In 1991, Gibraltar's currency situation was defined by its unique political status as a British Overseas Territory and its practical economic integration with neighbouring Spain. The legal tender was, and remains, the Gibraltar pound (GIP), issued by the Government of Gibraltar and pegged at par with the British pound sterling (GBP). Sterling notes and coins also circulated freely and were accepted interchangeably with local currency, reflecting the territory's constitutional link to the United Kingdom.
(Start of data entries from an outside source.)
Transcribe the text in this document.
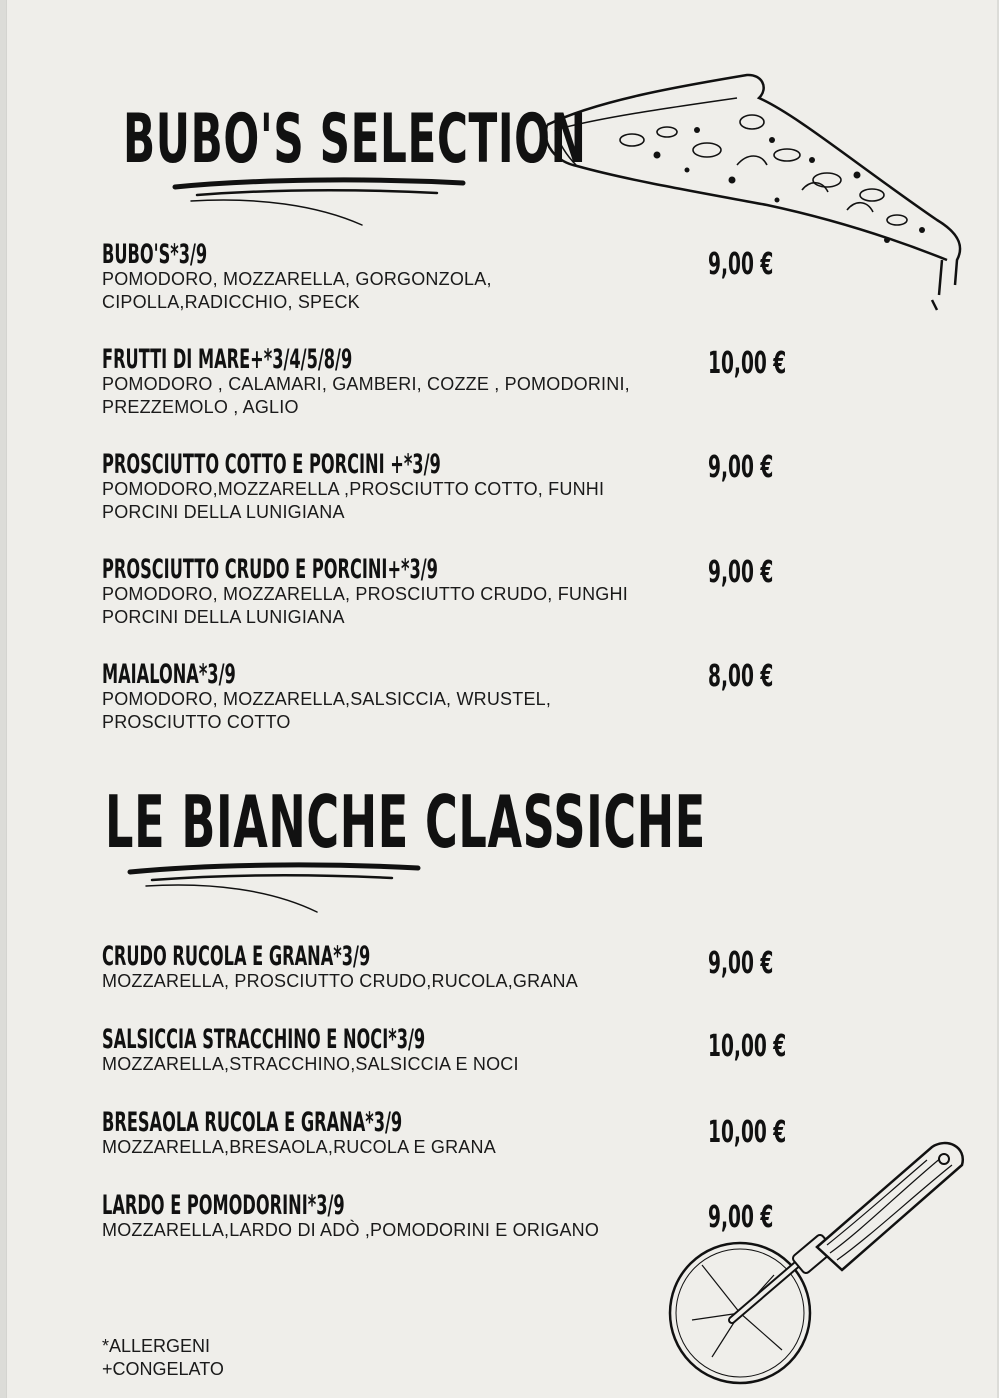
BUBO'S SELECTION
BUBO'S*3/9
POMODORO, MOZZARELLA, GORGONZOLA, CIPOLLA,RADICCHIO, SPECK
9,00 €
FRUTTI DI MARE+*3/4/5/8/9
POMODORO , CALAMARI, GAMBERI, COZZE , POMODORINI, PREZZEMOLO , AGLIO
10,00 €
PROSCIUTTO COTTO E PORCINI +*3/9
POMODORO,MOZZARELLA ,PROSCIUTTO COTTO, FUNHI PORCINI DELLA LUNIGIANA
9,00 €
PROSCIUTTO CRUDO E PORCINI+*3/9
POMODORO, MOZZARELLA, PROSCIUTTO CRUDO, FUNGHI PORCINI DELLA LUNIGIANA
9,00 €
MAIALONA*3/9
POMODORO, MOZZARELLA,SALSICCIA, WRUSTEL, PROSCIUTTO COTTO
8,00 €
LE BIANCHE CLASSICHE
CRUDO RUCOLA E GRANA*3/9
MOZZARELLA, PROSCIUTTO CRUDO,RUCOLA,GRANA	9,00 €
SALSICCIA STRACCHINO E NOCI*3/9
MOZZARELLA,STRACCHINO,SALSICCIA E NOCI	10,00 €
BRESAOLA RUCOLA E GRANA*3/9
MOZZARELLA,BRESAOLA,RUCOLA E GRANA	10,00 €
LARDO E POMODORINI*3/9
MOZZARELLA,LARDO DI ADÒ ,POMODORINI E ORIGANO	9,00 €
*ALLERGENI
+CONGELATO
However, the reality on the ground was one of effective
de facto dual circulation. Due to the high volume of cross-border traffic from Spain, the Spanish peseta was widely accepted, and often preferred, by many retail businesses, especially those in the main tourist areas. This was a pragmatic response to the needs of the thousands of Spanish workers and tourists who formed the backbone of the local economy. Consequently, Gibraltar functioned with a multi-currency environment where prices were frequently quoted in both GIP/sterling and pesetas.
This period fell within the broader context of the European Community's moves towards Economic and Monetary Union (EMU), a process the UK (and by extension Gibraltar) had joined but from which it would later opt out of the single currency. While the peseta was a daily fact of life, the legal and formal monetary anchor remained steadfastly tied to sterling. The situation highlighted Gibraltar's hybrid identity: politically and monetarily British, but economically and geographically intertwined with the Iberian Peninsula.